Updated: Feb 3
A cryptocurrency is a digital or virtual currency that is secured by cryptography, which makes cryptocurrencies almost impossible to counterfeit. The most popular cryptocurrency is bitcoin. Many cryptocurrencies are decentralised networks based on blockchain technology (a distributed ledger enforced by a disparate network of computers). The cryptocurrency functions outside of the traditional banking and government systems.
The Australian Taxation Office (ATO) has issued a few tax rulings in relation to the tax treatment of cryptocurrencies. In summary, a bitcoin (and other cryptocurrencies) under Australian tax law is:
A Capital Gain Tax (CGT) asset;
Trading stock when the bitcoin is held for the purpose of sale or exchange in the ordinary course of a business;
Not a foreign currency for income tax purposes - foreign exchange currency rules are not applicable to cryptocurrency;
Importantly, the common myth is that taxing only occurs when a trade in cryptocurrency is converted back into ‘normal’ currency, such as Australian Dollars (AUD).
In reality, taxing points occur every time a crypto unit (or part thereof) you hold is sold, exchanged or otherwise disposed of. This could include:
Converting or exchanging for a different crypto unit (e.g. exchanging Bitcoin for Dogecoin);
Exchanging or purchasing for goods or services (e.g. paying your accountant for business advisory using Ethereum); or
Cashing out to ‘real’ money (e.g. converting your Litecoin for US Dollars (USD)).
How are cryptocurrencies taxed?
Cryptocurrencies are able to be used in much the same ways as traditional currency, they are not a type of currency according to Australian taxation laws. Instead, they are treated similar to other investments for income tax purposes, such as shares.
More often than not, this means a cryptocurrency investment will be considered a Capital Gains Tax (CGT) asset. Capital gains here are taxable to taxpayers in the usual manner at their marginal income tax rate, and the general CGT discount may apply if held for longer than 12 months.
An example, this would mean that at the top marginal tax rate (47%) for individuals with the CGT discount, income tax of $588 would apply on the $2,500 investment gain.
Conversely, capital losses are quarantined and likely only able to offset against other capital gains (not against ordinary income, such as wages or business profits).
Similar to share trading though, there may be situations where trading cryptocurrency may instead be deemed to be business income. This may apply where there is a high volume of trading, the units are held for a short term or for speculation, and there is a business-like method or strategy underlying the transactions. This can be a grey area, and classification here will come down to specific facts.
Where a taxpayer’s cryptocurrency trading is considered to be in the form of a business, then no CGT discount applies (though unlikely anyway as generally held short term (less than 12 months)).
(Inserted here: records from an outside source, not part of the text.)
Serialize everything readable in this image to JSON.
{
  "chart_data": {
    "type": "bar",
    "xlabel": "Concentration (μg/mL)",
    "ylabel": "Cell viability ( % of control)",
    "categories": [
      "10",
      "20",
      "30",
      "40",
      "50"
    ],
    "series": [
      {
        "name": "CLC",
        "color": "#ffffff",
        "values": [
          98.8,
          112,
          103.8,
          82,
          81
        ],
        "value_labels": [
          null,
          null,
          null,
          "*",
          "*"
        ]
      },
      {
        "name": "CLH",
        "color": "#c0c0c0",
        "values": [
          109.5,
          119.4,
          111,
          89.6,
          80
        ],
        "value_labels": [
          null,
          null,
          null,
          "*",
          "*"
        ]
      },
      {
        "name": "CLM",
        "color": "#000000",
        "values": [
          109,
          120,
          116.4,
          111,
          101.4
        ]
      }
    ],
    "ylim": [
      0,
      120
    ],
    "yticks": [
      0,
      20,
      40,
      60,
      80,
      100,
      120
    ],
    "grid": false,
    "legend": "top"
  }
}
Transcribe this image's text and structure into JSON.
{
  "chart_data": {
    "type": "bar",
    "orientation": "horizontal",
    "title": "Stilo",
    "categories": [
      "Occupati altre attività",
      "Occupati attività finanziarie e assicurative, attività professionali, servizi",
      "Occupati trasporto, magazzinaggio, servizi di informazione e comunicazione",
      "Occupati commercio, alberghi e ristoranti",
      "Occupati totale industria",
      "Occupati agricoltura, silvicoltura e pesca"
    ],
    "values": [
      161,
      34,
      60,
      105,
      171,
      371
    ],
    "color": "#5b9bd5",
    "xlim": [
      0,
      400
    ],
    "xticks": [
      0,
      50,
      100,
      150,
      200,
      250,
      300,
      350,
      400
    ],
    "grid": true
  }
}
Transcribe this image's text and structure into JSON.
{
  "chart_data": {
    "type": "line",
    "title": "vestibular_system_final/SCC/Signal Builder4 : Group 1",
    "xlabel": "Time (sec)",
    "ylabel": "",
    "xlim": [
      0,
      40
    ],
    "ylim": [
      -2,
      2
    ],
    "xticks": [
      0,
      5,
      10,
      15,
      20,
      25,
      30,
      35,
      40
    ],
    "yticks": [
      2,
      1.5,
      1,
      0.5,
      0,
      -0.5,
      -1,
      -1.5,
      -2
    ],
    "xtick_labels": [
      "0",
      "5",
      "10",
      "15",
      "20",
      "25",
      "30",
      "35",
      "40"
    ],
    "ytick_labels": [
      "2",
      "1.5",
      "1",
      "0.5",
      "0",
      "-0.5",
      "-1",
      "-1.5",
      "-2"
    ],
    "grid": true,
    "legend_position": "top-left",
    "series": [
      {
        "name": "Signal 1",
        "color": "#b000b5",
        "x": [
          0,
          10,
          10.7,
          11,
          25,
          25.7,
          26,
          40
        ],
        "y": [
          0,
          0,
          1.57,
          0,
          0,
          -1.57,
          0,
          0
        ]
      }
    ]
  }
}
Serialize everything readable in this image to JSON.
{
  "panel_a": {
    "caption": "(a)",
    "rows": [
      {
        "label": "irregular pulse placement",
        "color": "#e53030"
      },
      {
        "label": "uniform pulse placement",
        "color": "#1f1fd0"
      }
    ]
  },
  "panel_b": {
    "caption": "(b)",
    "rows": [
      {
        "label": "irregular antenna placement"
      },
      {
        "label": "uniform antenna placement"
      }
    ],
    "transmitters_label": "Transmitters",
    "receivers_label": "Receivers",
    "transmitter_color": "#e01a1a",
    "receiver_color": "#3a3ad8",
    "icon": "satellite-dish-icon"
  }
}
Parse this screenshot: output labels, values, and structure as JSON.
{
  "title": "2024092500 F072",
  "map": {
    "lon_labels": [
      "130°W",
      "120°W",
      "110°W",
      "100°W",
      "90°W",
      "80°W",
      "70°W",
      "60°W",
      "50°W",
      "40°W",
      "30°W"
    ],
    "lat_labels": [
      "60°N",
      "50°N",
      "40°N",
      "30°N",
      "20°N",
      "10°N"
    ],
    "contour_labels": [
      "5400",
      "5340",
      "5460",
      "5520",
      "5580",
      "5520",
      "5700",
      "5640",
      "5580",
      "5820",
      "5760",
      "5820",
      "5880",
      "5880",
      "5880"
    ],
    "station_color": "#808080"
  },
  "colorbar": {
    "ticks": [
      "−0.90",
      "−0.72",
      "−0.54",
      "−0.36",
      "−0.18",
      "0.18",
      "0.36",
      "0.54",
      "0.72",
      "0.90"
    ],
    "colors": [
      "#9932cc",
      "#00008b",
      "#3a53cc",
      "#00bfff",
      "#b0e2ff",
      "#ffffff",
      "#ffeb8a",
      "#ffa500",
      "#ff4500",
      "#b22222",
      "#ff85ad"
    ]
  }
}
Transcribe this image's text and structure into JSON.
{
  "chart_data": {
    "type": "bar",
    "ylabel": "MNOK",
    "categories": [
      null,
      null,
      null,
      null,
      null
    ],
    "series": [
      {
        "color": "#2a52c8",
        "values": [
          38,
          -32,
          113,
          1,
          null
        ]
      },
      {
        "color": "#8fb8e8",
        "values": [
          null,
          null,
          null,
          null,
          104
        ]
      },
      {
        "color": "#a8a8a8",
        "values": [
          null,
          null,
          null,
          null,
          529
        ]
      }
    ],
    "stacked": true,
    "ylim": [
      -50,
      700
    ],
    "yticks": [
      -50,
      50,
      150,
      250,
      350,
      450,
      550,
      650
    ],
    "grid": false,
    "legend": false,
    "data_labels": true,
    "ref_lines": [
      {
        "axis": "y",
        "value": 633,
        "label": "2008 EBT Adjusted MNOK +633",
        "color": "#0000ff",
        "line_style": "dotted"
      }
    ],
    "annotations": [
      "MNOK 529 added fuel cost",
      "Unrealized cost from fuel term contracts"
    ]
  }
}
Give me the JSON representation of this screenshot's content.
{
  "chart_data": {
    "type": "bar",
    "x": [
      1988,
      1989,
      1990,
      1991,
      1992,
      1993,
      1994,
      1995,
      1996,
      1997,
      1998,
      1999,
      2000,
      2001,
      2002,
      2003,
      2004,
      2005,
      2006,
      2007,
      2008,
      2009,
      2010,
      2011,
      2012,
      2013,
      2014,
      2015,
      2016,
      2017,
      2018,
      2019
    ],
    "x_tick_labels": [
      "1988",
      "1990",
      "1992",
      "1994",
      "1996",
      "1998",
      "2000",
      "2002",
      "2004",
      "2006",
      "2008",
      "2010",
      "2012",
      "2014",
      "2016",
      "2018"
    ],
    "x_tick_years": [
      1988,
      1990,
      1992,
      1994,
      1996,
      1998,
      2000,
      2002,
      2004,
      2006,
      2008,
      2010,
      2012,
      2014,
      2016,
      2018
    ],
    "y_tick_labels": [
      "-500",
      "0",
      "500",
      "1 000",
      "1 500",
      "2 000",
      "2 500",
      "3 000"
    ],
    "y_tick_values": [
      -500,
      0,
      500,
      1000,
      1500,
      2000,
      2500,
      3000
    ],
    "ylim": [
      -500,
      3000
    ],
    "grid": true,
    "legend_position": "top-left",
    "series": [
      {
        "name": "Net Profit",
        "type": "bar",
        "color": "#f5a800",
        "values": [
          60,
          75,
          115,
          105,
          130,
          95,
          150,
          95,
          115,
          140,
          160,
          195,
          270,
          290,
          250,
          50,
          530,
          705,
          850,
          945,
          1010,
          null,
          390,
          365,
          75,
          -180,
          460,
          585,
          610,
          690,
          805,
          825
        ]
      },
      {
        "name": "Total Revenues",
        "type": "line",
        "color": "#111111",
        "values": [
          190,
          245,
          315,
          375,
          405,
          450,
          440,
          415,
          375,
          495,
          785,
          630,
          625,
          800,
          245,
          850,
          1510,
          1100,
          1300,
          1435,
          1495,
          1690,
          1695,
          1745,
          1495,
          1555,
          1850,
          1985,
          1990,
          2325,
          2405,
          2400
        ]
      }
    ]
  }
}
However, the losses in this case are able to be applied against other ordinary income (as opposed to being quarantined, as capital losses are).
The ATO collects data from cryptocurrency designated service providers to identify individuals or businesses who may have or may be engaged in buying, selling or transferring cryptocurrency from the income year ended 30 June 2015. In order to be able to respond to any ATO enquiry, cryptocurrency owners or traders are required to maintain records in relation to their holdings.